Murata gave him a comforting pat on the shoulder.
"And just in time for the Newborns' Ceremony!" he said. "The little
princess has her father's timing."
I think
i watched that episode right as I was finishing this, and lit up with
the sheer perfection of it all.
"Princess!" Yozak guffawed. "She's a
lower-class bastard, born and
bred!"
"Would you stop saying
that!" Conrad demanded, eyes glinting with long-endured frustration.
Wolfram was opening his mouth to point out that Yozak was absolutely
right when Gunter and Gwendal entered the room and saved him from
certain maiming.
Wolfram,
sometimes, is that guy who makes the same joke everybody else is
making, but when he does it's really mean instead of funny.

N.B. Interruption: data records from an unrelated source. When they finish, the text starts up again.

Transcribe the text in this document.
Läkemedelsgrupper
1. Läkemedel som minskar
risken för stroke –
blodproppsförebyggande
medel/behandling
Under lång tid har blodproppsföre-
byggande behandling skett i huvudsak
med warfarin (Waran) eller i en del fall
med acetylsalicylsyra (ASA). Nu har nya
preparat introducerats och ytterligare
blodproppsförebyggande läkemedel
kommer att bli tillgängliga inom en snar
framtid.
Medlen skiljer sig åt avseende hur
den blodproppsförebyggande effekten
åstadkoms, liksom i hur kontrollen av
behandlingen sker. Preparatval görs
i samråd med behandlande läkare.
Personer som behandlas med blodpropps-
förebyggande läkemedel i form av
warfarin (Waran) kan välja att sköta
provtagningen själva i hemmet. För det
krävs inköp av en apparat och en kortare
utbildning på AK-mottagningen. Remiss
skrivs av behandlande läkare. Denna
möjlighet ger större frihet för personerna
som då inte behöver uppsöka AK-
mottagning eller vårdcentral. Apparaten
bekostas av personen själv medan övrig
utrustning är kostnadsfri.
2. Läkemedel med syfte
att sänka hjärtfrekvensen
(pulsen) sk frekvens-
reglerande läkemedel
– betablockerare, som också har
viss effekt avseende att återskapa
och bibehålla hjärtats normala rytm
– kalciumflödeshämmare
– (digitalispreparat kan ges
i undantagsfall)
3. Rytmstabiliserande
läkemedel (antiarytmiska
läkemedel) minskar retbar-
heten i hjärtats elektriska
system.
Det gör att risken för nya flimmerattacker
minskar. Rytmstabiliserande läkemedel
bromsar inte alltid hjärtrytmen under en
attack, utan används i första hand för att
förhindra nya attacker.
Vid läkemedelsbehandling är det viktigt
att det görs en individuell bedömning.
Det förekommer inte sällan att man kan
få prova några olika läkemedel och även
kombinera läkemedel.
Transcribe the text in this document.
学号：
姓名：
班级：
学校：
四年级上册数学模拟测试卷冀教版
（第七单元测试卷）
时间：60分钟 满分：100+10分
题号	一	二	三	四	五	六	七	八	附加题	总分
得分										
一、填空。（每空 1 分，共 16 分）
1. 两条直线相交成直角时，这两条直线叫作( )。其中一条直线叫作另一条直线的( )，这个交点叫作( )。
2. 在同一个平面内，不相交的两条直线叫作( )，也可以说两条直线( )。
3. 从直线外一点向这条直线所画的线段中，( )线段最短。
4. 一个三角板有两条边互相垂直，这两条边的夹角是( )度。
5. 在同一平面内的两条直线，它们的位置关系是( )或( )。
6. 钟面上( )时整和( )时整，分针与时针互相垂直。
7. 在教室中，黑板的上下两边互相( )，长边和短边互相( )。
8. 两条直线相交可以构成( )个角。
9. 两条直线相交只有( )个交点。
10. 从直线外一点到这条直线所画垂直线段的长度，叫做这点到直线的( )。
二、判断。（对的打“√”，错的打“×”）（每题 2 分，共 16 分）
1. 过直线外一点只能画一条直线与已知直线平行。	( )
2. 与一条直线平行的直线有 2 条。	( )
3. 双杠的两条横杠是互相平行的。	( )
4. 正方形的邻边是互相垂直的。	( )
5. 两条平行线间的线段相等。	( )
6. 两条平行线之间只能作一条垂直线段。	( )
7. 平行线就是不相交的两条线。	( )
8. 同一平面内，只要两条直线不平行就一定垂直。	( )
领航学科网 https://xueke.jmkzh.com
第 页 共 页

"Gisela says it's time for you to go down
to
the ceremony," Gunter reported. Gwendal leaned over to drop a lime
green stuffed animal in the crib, and before anyone could ask, Gunter
added, "It's a bearbee."
"How can you TELL?" Yuuri finally exploded.
"Oh please," Wolfram snapped, looking up from the baby in irritation.
"Gunter's been sneaking looks at his knitting patterns, obviously."
Aw, true
love! You know, i never have any desire to write the Gwendal/Gunter,
but I don't mind the random hints of it now and again.
Gunter blushed, Gwendal scowled, Yuuri
and Murata snickered, and Yozak
leaned over to kiss Conrad.
Making sure both Conrad's hands were pinned firmly to his sides, of
course.
The random humor of the last line is a poor attempt to cover the fact that this fic's ending is actually crap. Knowing that it would end with the kid's birth, i spent probably hours trying to come up with a name (sweet christ I hate naming original characters), and then never even used it in-fic. It's Arielle, as we find out in the other two stories, and Ramen accused me of referencing the Little Mermaid since she's got red hair, but I hadn't thought of that at all. The truth is that Arielle means 'little lion', and I thought it would be a cute way to name her after Conrad, the Rutenburg Lion, without calling her Conradina or something equally horrible.